Bugün fon yöneticilerinin karşılaştığı en büyük zorluk, jeopolitik riskleri deneyimlememiş olmalarına rağmen bu risklerle başa çıkabilmelerini sağlayacak bir sezgiye sahip olma mecburiyetidir.

Bu bakımdan, varlık yönetim şirketlerinin bugünün dünyasına uygun özelliklere sahip olmaları gerekiyor. Örneğin, işe alım süreçlerinde şirkete doğru bakış açıları ve isabetli bilgiler sağlayacak tercihlerde bulunmalılar. Bu bağlamda, siyaset ve tarih eğitimi almış mezunlar bugün finans ve ekonomi eğitimi almış olanlar kadar önemli. Diğer bir ifadeyle, düşünce çeşitliliği, tecrübe çeşitliliği kadar kritik bir role sahip ve bu ikisi birbirini destekler nitelikte.
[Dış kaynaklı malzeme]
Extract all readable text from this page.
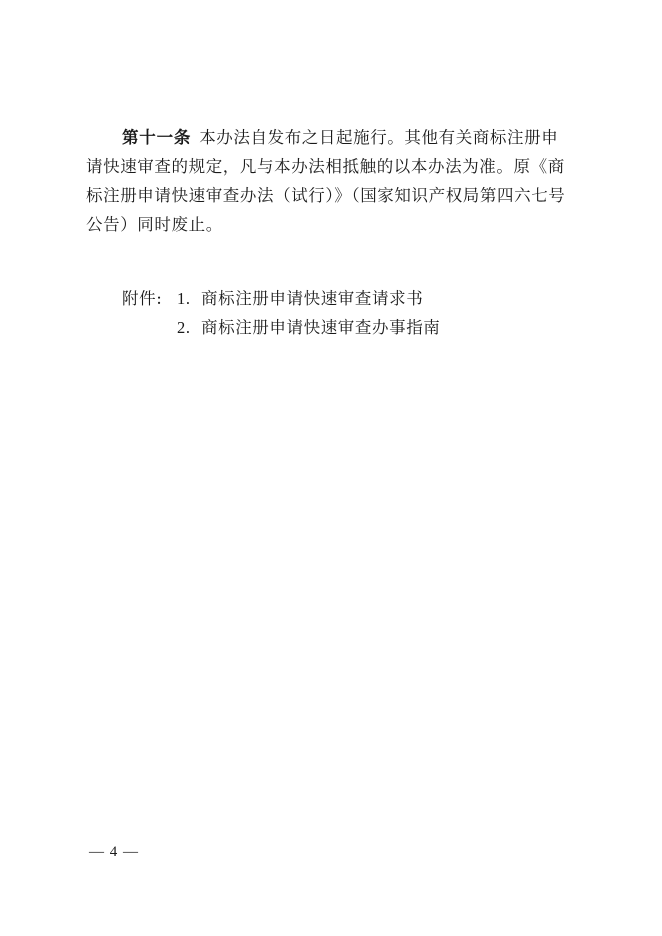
第十一条 本办法自发布之日起施行。其他有关商标注册申
请快速审查的规定，凡与本办法相抵触的以本办法为准。原《商
标注册申请快速审查办法（试行）》（国家知识产权局第四六七号
公告）同时废止。
附件: 1. 商标注册申请快速审查请求书
2. 商标注册申请快速审查办事指南
— 4 —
Yirmi yıl önce bir angajman birimi oluşturmak için yatırım yaptık. Bu birim, şirketlerle görüşerek onların olası risklerin türü ve niteliğine dair fikirlerini tartışmaya açmakla görevliydi. Böylece, bu şirketler getiri sağlamak için aldıkları pozisyonun sürdürülebilir olup olmadığını değerlendirme imkanı bulmaktaydı. Jeopolitik riskler bu değerlendirmenin en önemli parçasını oluşturuyordu. Nitekim, İngiltere’deki Trussonomics olayı ve Fransa’daki son polis karşıtı protestoların gösterdiği üzere jeopolitik risk sadece gelişmekte olan ülkeler değil gelişmiş ekonomiler için de etkinliğini sürdürmektedir.

Sonuç olarak hem para politikasını hem de ekonomik ve doğal riskleri jeopolitiğin etkileriyle birlikte değerlendirmeye devam etmeliyiz. Bu faktörlerin çoğu, hükümetlerin ideolojik tutumları ya da iklim değişikliği kaynaklı kitlesel göç ihtimalinde görüleceği gibi birbiriyle bağlantılıdır.

Bugün bir yatırımcı için jeopolitik riskleri dikkate almak, esas olarak getirileri korumak ve hiçbir şey elde edememek arasında hareket eden ibrenin konumunu belirleyecektir.


Bu yazı, Financial Times’da 16 Ağustos 2023 tarihinde “Today’s investors don’t understand the impact of geopolitics” başlığıyla yayımlanmıştır. Çeviri yapılırken yazının belirli kısımlarında editoryal düzenleme yapılmıştır.